Cuando los fanáticos terminaron de cometer el sacrilegio de atentar contra la belleza, la matrona herida se contempló en las aguas mansas del río. No había porción de su faz que no hubiera resultado dañada. Los ojos, raídos. Los labios, hendidos por las marcas de un filo. El mentón, desconchado por efecto de los golpes. Diversas muescas arañando su tez. Y lo peor. Arriba, en la frente, en esa parte despejada y visible del cráneo que parece mostrar el don oculto del pensamiento y de las emociones humanas, una marca despiadada. La de un instrumento de tortura. El signo adoptado por los vencedores.
La matrona de hermosos cabellos ondulados alcanzó a ver reflejada en su maltrato el fin de una época. Ya nada iba a ser igual. Los intolerantes, crecidos por el respaldo del gran poder del Imperio, iban dejando su huella destructiva y dictando el futuro. Para confirmar su impetuosa presencia no les bastaba con difundir un relato nuevo, no menos imaginario que los de los mitos tradicionales, pero sí más efectivo para prosperar en los nuevos tiempos. Se empeñaban en derribar ídolos, porque ellos tenían que imponer y exhibir los propios. Arrasaban templos, o los reconvertían para su utilización partidista -les parecía a algunos que mantener ciertas grandes construcciones cambiándolas de sentido podía tener un efecto más poderoso que las creencias- puesto que lo que se había invocado en ellos no iba con el nuevo orden de sus preceptos sublimados. Destruían bibliotecas, porque pensaban que el saber -ese gran don que los hombres se han otorgado a lo largo de los siglos- no lo necesitaban como rector de conducta, ya que todo él emanaba, decían, de una figura imaginaria y única, patriarcal y por encima de todas las cosas, a la que nadie veía pero a la que se habían entregado ciegamente.
La noble mujer de mármol no lloró ante la acción impune que también se llevaba a cabo con otras imágenes. No se lamentó. Inclinada sobre la corriente, contemplando el propio reflejo, recordaba y lamentaba. Recordaba los años felices en que los talleres labraban testas y cuerpos con los que los mortales pudieran identificarse y proyectar su personalidad para generaciones venideras.
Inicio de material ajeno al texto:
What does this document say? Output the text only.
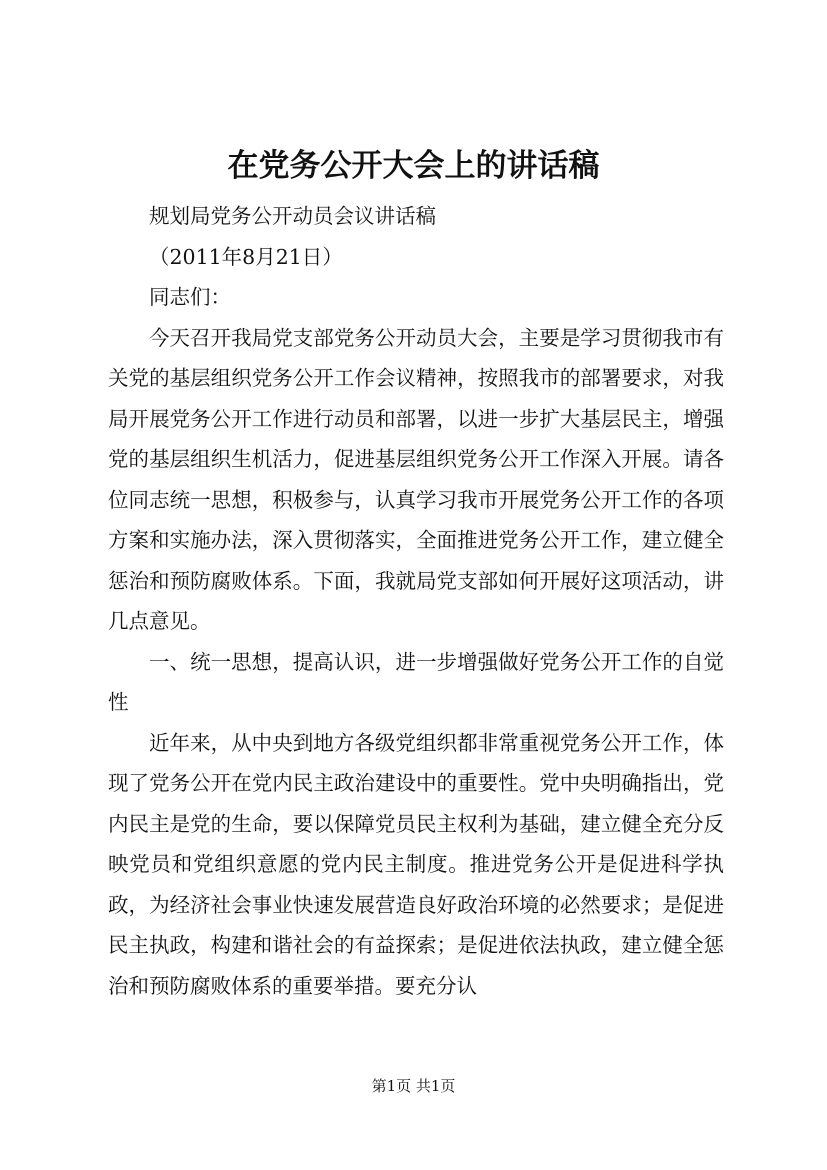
在党务公开大会上的讲话稿

规划局党务公开动员会议讲话稿

（2011年8月21日）

同志们：

今天召开我局党支部党务公开动员大会，主要是学习贯彻我市有关党的基层组织党务公开工作会议精神，按照我市的部署要求，对我局开展党务公开工作进行动员和部署，以进一步扩大基层民主，增强党的基层组织生机活力，促进基层组织党务公开工作深入开展。请各位同志统一思想，积极参与，认真学习我市开展党务公开工作的各项方案和实施办法，深入贯彻落实，全面推进党务公开工作，建立健全惩治和预防腐败体系。下面，我就局党支部如何开展好这项活动，讲几点意见。

一、统一思想，提高认识，进一步增强做好党务公开工作的自觉性

近年来，从中央到地方各级党组织都非常重视党务公开工作，体现了党务公开在党内民主政治建设中的重要性。党中央明确指出，党内民主是党的生命，要以保障党员民主权利为基础，建立健全充分反映党员和党组织意愿的党内民主制度。推进党务公开是促进科学执政，为经济社会事业快速发展营造良好政治环境的必然要求；是促进民主执政，构建和谐社会的有益探索；是促进依法执政，建立健全惩治和预防腐败体系的重要举措。要充分认

第1页 共1页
Lamentaba el ímpetu intolerante de la nueva creencia que pretendía hacer tabla rasa de una cultura secular.
Las aguas del río pasaban ágiles acariciando el dolor sereno de la estatua. La matrona se dirigió a ellas. Si os amotinarais contra lo que está llegando, dijo con ingenuidad condicional. Si inundarais el suelo que pisan los dogmáticos, recalcó. Pero las aguas, que no entienden el lenguaje ni de las estatuas ni de los hombres, siguieron precipitándose hacia su destino. Ya había dicho un remoto filósofo de Éfeso de oscura palabra que el curso de la historia y, por lo tanto, de las vidas no se repite dos veces. Nada puede ir de nuevo hacia atrás, pensó amargamente la malherida. Las aguas y yo misma estamos abocadas a distintas desembocaduras, y la mía es fatídica.
Mientras, los acosadores, beodos de ideas enfebrecidas, sedientos por imponer ideas que proclamaban liberadoras, pero nuevos dueños de conciencias y de bienes, extendían poco a poco su dolorosa ley.